Selon la tradition prophétique, ce jeûne expie les péchés d’une année. Le jour de l’Achoura est aussi le jour de la commémoration du massacre de l’imam Hussein et de 72 membres de sa famille et partisans par le califat omeyyade à Kerbala, en Irak. Il symbolise la lutte contre l’oppression et les injustices dans l’histoire islamique. Des groupes musulmans commémorent ainsi la mort en martyr, en 680, de l’imam Hussein, petit-fils du prophète Mahomet.
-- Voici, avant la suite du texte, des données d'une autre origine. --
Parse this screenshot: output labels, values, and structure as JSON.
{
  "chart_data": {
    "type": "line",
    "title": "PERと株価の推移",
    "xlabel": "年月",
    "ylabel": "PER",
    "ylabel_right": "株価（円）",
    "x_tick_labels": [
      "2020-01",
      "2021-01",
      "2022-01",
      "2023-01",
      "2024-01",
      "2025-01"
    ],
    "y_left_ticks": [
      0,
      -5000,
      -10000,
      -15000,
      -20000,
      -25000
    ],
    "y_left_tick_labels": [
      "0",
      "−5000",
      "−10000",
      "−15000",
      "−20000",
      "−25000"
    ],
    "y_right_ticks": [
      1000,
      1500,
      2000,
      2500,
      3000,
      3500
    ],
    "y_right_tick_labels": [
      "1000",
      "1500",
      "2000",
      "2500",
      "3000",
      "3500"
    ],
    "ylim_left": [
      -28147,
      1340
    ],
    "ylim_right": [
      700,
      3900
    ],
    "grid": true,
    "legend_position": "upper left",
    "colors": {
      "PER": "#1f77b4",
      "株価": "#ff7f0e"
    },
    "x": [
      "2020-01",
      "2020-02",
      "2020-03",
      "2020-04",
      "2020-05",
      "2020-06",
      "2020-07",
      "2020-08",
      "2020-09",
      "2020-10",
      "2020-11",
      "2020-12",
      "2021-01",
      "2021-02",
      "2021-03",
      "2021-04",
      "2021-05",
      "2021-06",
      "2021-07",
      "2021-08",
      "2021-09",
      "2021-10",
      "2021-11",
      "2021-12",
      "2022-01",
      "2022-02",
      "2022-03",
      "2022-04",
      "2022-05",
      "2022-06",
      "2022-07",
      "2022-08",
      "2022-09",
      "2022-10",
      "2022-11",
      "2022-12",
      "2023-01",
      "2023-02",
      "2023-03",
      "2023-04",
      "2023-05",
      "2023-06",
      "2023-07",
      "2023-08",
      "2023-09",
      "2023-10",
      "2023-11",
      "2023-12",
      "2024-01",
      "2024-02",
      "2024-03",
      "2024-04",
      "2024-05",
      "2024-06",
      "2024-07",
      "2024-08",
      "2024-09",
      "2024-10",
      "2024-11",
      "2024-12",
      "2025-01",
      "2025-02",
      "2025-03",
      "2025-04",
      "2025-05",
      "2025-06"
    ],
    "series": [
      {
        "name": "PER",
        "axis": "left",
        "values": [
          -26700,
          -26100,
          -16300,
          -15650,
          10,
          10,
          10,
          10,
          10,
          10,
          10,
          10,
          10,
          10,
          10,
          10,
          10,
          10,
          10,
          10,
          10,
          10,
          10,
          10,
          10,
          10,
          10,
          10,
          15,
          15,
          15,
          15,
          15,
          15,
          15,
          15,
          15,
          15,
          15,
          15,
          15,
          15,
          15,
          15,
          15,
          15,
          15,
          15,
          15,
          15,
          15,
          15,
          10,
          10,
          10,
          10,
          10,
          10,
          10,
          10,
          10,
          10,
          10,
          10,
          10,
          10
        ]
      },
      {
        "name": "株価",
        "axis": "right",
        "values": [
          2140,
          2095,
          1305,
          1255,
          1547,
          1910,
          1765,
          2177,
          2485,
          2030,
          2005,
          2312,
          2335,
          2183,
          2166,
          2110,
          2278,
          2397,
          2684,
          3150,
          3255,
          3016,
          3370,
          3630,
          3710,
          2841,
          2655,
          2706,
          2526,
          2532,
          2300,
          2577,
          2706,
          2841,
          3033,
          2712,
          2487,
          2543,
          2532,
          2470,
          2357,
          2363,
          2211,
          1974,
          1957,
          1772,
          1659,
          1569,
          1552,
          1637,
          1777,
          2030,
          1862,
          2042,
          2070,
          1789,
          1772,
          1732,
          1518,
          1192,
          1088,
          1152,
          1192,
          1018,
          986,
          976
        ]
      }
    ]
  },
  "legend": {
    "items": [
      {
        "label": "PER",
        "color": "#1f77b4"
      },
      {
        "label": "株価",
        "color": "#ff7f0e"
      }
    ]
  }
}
Certains fidèles célèbrent l’Achoura en se flagellant jusqu’au sang, pour partager symboliquement la souffrance de l’imam pendant la bataille de Karbala, au cours de laquelle Hussein et ses quelques soldats ont été défaits par la puissante armée du Calife Yazid I.

À Maurice, outre les causeries dans plusieurs mosquées du pays, une minorité de la communauté musulmane commémore la bataille de Kerbala à travers des prières avec les familles réunies dans des “dargah” à Plaine-Verte et en participant au Ghoon durant les premiers dix jours du mois de Mouharram. C’est ainsi que chaque année, des marcheurs défilent en procession en s’administrant des supplices, notamment en se transperçant les oreilles, la langue, les joues ainsi que le torse, pour tenter de revivre le martyre de l’imam Hussein, petit-fils du prophète Muhammed, à Karbala.

La rue Pagoda, à Plaine-Verte, et ses alentours résonnent aux sons des tambours chaque année. Cette commémoration culmine avec un “Kase du Ghoon” le jour de l’Achoura. Cet après-midi, le parcours de la procession du Ghoon débutera rue Pagoda puis empruntera la route de Pamplemousses vers la croisée de Vallée-des-Prêtres et la rivière Tanier, dans un lieu connu comme “Karbala”. Les disciples marcheront en se flagellant à coups d’aiguilles acérées, connues comme “ratiff”, et de sabres au rythme des tambours battants.